Panique au cœur du lycée Barthélémy Boganda
Il est un peu plus de quatorze heures, mercredi 25 juin, lorsque la détonation secoue les salles d’examen du lycée Barthélémy Boganda de Bangui. Quatre-vingts candidats, plongés dans la concentration des épreuves écrites du baccalauréat, sont brusquement projetés dans le chaos après l’explosion d’un transformateur de la Société nationale d’électricité, ENERCA. La fumée envahit les couloirs, un début d’incendie embrase les câbles noircis, et la panique se propage plus vite que les flammes. Les témoignages convergent : des élèves sautent du premier étage, d’autres s’évanouissent, nombre d’entre eux sont piétinés dans la mêlée. Le bilan officiel fait état d’au moins quatre décès et d’une soixantaine de blessés graves, un chiffre qui pourrait encore s’alourdir, redoutent les secouristes.
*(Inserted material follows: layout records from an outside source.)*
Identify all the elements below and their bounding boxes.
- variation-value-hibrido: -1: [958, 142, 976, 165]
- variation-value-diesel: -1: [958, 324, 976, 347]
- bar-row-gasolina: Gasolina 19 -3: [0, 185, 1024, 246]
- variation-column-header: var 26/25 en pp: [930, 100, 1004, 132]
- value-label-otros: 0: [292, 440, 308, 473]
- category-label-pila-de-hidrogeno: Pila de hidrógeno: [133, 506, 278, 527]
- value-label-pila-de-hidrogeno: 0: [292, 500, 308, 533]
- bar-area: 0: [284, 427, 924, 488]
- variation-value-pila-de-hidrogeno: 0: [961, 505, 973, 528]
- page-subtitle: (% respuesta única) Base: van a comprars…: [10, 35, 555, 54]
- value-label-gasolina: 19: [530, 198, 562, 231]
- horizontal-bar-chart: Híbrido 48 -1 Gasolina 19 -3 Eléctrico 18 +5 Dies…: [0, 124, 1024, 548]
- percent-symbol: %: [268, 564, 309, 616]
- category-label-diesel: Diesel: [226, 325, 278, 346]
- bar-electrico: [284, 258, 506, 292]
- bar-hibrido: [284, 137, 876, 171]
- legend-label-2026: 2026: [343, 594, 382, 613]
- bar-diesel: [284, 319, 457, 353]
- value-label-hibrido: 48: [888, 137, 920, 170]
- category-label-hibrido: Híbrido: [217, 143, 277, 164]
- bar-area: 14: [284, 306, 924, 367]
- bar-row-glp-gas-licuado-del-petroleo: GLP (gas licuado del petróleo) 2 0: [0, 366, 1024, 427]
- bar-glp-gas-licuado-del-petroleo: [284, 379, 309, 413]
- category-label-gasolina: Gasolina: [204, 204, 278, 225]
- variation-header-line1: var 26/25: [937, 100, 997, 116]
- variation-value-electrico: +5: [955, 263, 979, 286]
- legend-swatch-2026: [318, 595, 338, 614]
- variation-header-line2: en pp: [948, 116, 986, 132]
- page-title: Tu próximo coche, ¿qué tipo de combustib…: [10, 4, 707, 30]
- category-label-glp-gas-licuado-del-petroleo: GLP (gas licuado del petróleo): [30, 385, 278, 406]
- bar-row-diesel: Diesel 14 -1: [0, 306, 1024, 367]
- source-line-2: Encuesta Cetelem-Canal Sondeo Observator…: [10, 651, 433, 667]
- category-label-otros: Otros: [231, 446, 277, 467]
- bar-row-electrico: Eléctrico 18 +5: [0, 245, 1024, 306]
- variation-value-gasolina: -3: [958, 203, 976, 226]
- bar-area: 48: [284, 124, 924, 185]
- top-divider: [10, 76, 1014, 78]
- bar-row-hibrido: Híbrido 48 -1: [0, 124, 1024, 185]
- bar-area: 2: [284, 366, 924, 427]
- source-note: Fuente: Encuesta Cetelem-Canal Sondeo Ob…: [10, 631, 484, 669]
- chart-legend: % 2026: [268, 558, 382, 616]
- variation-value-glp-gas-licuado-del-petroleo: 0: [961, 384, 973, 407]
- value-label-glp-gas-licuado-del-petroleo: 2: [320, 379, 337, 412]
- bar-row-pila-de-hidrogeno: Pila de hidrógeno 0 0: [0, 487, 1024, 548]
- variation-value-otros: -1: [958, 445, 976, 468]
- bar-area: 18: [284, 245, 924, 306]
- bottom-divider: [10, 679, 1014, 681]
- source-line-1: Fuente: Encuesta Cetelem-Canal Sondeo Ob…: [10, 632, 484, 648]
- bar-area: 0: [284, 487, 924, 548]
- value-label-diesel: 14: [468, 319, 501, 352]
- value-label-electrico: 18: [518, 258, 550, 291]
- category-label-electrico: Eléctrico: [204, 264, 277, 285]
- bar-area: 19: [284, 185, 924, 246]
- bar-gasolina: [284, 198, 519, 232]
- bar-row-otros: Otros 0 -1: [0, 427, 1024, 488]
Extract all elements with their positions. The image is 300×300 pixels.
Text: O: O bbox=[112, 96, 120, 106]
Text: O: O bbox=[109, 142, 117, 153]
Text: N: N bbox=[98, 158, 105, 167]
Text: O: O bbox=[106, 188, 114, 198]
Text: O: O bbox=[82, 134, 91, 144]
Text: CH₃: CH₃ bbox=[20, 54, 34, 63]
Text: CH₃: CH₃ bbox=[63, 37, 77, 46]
Une infrastructure énergétique à bout de souffle
L’accident n’est pas qu’une tragique fatalité ; il résulte d’un vieillissement systémique du réseau national. ENERCA, créée en 1963 pour électrifier un territoire vaste comme la France mais doté de moins de cinq pour cent de taux d’accès à l’électricité, fonctionne aujourd’hui avec des transformateurs souvent antérieurs aux accords de Bangui de 1997. « Les coupures quotidiennes, les surtensions à répétition et l’absence d’entretien préventif rendent ces équipements aussi instables que des barils de poudre », confie, amer, un ingénieur du ministère de l’Énergie. Le rétablissement soudain de l’alimentation, après plusieurs heures d’interruption, a provoqué une surtension fatale dans un transformateur saturé de moisissures et de câbles dénudés. À Bangui, le réseau basse tension sillonne des quartiers d’habitat spontané où les branchements clandestins tirent sur des lignes déjà sous-dimensionnées. Qu’il se situe au cœur d’un centre d’examen illustre la frontière poreuse entre le monde scolaire et l’état d’urgence énergétique permanent.
Le système éducatif sous la double pression de la violence et de la pénurie
L’incident rappelle cruellement qu’en Centrafrique, le simple droit à l’éducation demeure précaire. Depuis une décennie, la moitié des établissements secondaires a connu au moins une fermeture temporaire liée à l’insécurité ou au manque d’enseignants. Le baccalauréat, rituel républicain par excellence, est souvent organisé dans des conditions d’exception : délocalisation d’épreuves pour cause de violences armées, interruptions pour alerte sanitaire, contraintes budgétaires qui limitent la dotation en copies et en surveillants. Les indicateurs sont têtus : à peine un tiers des inscrits atteint la phase terminale du secondaire, et la réussite plafonne autour de 25 %. Le ministère de l’Éducation nationale, conduit par Aurélien-Simplice Zingas, avait pourtant fait du bac 2025 le symbole d’un « retour à la normalité académique ». L’explosion du lycée Boganda ruine en partie cette ambition, exposant au grand jour la fragilité de la chaîne logistique scolaire, de la distribution d’électricité jusqu’à la gestion des foules étudiantes dans un bâtiment construit pour cinq cents élèves et aujourd’hui saturé par plus du double.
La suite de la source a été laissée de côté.